ESTRUCTURA DE LA SANTA MISA

           Entra el sacerdote en la iglesia, ora ante el iconostasio, se postra en oración ante el altar y va a la sacristía para revestirse con los ornamentos sagrados. Durante la proscomidia corta el pan. Abandona luego la mesa de la prótesis para incensar el altar principal y todos los iconos del santuario, del iconostasio y de la iglesia, y también a los fieles.

           La Misa comienza con la solemne oración inicial, elevando el sacerdote tres veces los brazos y haciendo tres inclinaciones, al par que se santigua (poklones). Siguen a continuación: la cruz inicial con el evangeliario, la gran letanía y otras dos pequeñas y la pequeña entrada con el evangeliario.

           Después de la Epístola, leída por el ayudante, y del Evangelio cantado por el sacerdote, se cierra la puerta real, que posteriormente se abre tras las letanías que conducen a la gran entrada de los Dones.

           Bendecidos los fieles con los Dones, se cierra nuevamente la puerta real, se reza el Credo, el prefacio y el Sanctus. Viene en seguida la consagración, la anamnesis, la elevación de las santas Especies, la epiclesis, el himno a la Virgen, la conmemoración de los santos y las suplicaciones (dípticos) por el Patriarca, Metropolita, o Arzobispo que encabece dicha Jurisdicción,  y luego por el obispo local.

           Con una letanía y el Padrenuestro empieza la acción eucarística, rezando con la cabeza inclinada la oración de la «imposición de manos» y la oración preparatoria de la pequeña elevación de la Hostia, a la que siguen la fracción, la mezcla de las Especies, la infusión de unas gotas de agua caliente y la comunión del sacerdote. El sacerdote echa las partículas consagradas en el cáliz, quedando las otras partecitas en la patena.

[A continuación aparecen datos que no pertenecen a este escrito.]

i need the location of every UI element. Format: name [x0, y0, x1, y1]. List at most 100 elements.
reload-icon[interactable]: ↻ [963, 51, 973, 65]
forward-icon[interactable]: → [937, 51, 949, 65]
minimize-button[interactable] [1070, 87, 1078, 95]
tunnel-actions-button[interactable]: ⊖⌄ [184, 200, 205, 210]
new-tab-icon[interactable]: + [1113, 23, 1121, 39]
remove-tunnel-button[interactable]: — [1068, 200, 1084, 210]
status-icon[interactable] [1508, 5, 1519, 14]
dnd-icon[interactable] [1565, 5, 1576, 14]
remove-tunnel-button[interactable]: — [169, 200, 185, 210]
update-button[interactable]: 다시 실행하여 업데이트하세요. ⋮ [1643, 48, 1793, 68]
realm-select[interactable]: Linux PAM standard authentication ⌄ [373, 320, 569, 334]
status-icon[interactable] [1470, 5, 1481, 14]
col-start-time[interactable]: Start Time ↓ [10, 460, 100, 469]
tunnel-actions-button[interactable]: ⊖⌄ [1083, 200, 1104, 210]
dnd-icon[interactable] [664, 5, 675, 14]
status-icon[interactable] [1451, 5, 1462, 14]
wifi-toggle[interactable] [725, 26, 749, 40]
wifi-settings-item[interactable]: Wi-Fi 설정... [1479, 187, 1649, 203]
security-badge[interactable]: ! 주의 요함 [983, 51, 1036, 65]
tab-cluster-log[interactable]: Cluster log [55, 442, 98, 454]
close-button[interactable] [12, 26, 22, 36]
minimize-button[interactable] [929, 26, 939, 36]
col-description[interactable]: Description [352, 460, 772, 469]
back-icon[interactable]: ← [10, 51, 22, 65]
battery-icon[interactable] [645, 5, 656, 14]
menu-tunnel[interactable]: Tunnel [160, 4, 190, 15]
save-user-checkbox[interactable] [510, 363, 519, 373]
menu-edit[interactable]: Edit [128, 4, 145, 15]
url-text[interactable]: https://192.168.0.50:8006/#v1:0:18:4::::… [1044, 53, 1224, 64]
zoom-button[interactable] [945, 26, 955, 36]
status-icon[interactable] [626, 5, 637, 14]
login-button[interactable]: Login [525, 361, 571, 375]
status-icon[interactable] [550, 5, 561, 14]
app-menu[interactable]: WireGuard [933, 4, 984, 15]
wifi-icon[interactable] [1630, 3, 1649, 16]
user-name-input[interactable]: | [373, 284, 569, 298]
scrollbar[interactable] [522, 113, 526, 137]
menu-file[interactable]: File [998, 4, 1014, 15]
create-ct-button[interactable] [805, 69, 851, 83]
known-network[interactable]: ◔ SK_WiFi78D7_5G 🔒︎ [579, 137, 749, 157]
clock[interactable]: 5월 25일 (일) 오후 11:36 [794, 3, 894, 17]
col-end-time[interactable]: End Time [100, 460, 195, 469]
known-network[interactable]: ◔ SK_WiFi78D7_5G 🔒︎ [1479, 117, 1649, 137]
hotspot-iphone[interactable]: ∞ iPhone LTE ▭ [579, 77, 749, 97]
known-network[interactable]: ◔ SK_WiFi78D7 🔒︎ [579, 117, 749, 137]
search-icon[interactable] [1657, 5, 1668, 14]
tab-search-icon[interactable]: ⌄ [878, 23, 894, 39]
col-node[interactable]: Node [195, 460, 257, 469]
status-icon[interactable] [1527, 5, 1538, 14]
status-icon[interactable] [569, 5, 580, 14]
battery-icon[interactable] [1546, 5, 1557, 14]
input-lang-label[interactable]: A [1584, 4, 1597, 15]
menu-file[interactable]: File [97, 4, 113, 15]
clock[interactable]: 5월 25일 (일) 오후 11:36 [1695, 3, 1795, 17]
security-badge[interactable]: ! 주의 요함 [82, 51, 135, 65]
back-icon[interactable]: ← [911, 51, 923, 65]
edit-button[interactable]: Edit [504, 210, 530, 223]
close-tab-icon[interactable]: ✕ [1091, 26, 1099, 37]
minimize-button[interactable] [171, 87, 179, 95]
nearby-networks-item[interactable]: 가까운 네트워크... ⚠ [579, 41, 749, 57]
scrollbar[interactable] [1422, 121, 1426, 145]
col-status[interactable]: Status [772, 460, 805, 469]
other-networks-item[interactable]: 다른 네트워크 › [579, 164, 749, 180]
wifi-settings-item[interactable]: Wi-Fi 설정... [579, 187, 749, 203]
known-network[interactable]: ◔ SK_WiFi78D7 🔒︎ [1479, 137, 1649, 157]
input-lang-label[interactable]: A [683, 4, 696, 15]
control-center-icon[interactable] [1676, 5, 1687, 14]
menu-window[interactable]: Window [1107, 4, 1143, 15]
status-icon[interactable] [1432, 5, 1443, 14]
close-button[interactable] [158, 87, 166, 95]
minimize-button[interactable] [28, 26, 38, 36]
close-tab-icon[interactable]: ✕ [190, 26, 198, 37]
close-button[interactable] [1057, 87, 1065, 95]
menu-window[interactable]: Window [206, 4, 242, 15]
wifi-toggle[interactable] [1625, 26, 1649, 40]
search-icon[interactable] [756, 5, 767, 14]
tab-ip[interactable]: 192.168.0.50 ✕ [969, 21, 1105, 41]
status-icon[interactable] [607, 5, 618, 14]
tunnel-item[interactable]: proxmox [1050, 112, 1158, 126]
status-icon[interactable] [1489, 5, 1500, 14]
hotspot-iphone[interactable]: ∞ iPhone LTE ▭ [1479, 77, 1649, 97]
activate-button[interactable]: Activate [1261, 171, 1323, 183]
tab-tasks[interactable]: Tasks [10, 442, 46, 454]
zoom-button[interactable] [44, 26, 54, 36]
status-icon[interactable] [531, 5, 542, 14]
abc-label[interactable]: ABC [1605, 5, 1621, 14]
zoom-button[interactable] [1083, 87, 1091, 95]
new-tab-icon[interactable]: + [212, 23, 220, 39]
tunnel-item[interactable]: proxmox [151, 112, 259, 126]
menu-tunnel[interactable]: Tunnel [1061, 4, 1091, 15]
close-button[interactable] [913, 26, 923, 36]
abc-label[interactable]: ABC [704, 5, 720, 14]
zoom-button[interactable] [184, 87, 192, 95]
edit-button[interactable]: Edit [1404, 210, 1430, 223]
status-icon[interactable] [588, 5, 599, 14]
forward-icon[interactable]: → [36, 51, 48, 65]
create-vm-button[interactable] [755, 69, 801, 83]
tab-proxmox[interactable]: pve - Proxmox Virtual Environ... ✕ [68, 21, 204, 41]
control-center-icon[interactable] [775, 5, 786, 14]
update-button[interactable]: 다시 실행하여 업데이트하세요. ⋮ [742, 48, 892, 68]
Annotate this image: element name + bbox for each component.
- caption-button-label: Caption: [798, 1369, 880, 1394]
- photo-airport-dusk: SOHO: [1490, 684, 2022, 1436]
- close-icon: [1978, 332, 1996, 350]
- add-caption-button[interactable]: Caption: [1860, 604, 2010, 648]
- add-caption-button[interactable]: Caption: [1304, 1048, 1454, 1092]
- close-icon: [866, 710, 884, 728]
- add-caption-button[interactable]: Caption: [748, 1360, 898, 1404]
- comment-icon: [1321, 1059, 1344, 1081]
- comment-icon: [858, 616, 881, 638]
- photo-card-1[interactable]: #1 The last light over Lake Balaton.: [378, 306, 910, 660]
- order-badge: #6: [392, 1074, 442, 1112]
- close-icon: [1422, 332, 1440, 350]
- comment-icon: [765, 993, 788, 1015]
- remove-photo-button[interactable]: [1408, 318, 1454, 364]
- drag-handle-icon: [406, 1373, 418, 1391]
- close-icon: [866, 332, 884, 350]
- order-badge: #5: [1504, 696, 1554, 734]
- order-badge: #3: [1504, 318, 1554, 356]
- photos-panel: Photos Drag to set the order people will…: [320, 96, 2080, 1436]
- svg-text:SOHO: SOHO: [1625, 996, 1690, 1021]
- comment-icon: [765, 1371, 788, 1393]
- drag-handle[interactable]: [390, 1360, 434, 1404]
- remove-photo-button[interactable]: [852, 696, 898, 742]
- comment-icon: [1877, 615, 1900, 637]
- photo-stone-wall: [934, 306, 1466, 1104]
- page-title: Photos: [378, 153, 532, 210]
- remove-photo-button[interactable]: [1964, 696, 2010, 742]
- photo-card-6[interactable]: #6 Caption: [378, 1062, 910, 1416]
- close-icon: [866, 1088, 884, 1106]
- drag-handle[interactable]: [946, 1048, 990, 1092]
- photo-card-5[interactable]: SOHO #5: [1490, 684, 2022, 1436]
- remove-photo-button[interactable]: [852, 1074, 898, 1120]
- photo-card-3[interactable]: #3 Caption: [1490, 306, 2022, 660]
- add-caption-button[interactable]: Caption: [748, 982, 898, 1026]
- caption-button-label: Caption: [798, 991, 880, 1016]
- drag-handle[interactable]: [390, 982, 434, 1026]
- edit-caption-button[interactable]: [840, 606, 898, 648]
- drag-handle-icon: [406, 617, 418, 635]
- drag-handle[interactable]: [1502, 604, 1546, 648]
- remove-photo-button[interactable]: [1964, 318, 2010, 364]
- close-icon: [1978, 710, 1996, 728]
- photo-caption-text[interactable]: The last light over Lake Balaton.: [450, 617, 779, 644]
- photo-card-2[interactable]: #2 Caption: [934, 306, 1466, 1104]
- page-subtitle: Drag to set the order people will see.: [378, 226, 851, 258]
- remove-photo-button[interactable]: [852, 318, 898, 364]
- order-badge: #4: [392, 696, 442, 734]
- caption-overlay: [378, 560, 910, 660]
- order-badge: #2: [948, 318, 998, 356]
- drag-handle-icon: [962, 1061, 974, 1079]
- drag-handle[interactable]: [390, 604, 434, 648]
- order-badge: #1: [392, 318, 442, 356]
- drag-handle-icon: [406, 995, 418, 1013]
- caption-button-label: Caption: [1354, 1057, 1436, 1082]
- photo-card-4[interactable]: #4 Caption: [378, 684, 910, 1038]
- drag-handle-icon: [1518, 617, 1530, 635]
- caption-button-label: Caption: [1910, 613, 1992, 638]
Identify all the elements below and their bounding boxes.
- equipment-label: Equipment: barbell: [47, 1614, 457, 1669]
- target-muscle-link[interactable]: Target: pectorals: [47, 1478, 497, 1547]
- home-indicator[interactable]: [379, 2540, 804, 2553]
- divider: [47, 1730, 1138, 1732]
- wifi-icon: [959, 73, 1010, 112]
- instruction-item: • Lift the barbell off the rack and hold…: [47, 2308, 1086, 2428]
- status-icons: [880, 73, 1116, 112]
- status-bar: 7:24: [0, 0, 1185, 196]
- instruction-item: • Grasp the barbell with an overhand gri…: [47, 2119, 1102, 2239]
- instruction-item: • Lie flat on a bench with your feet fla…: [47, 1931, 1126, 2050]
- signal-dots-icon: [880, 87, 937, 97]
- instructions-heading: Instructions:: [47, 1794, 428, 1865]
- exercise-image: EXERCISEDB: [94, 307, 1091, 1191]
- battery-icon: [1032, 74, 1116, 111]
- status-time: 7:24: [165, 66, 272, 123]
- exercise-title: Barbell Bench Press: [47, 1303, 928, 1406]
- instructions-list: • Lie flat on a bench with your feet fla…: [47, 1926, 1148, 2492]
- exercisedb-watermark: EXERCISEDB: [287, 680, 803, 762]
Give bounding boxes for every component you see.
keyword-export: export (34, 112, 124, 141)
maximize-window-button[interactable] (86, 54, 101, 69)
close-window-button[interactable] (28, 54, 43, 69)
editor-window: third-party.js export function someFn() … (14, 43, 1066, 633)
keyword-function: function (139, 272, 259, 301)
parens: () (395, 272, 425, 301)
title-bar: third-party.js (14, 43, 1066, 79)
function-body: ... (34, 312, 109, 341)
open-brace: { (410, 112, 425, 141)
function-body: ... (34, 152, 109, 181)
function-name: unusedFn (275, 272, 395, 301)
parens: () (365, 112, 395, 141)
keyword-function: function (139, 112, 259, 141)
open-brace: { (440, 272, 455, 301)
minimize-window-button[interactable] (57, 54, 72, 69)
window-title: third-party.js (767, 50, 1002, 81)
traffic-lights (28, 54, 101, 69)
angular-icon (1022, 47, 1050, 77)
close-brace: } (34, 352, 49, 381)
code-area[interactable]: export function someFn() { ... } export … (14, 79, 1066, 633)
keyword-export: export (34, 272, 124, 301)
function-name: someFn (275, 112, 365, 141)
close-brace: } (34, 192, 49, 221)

           Después de la comunión de los fieles y de la mezcla de las otras partículas (no consagradas), lleva el sacerdote el cáliz al altar de la prótesis. Siguen la letanía de acción de gracias, la oración bendicional ante la puerta real y la bendición final. En la mesa de la prótesis consume el sacerdote el resto de las sagradas Especies y termina su acción de gracias.

PARTICULARIDADES

1.      La proscomidia (preparación de los Dones y primera oblación) se realiza antes de la Misa. Para hacerla se usan, comúnmente, cinco panes o, al menos, tres. La inscripción sobre ellos significa: I (esu)s C (risto)s Ni Ka, esto es, Jesucristo vence. De uno de ellos se corta un cuadrángulo central, como hostia que se va a consagrar (Agnus Dei). De los otros panecillos se irán cortando otras partecitas en honor de la Virgen y de los santos y en conmemoración de los vivos y difuntos. Para cortar, dispone el sacerdote de una pequeña lanza. Sobre la patena está el asterisco (arco estrellado: el nombre procede de la pequeña estrellita de Belén que cuelga del arco) para que el velo no toque el Pan. La cucharita sirve para distribuir la sagrada comunión.

2. La puerta real es comúnmente baja, artísticamente decorada, y permite una relativa vista del altar; pero permanece, generalmente, cerrada durante la Misa. Se la abre solamente tres veces:

A) Para la pequeña entrada, trisagio, Epístola, incensación y Evangelio.

B) Para la tercera incensación y la gran entrada de los Dones.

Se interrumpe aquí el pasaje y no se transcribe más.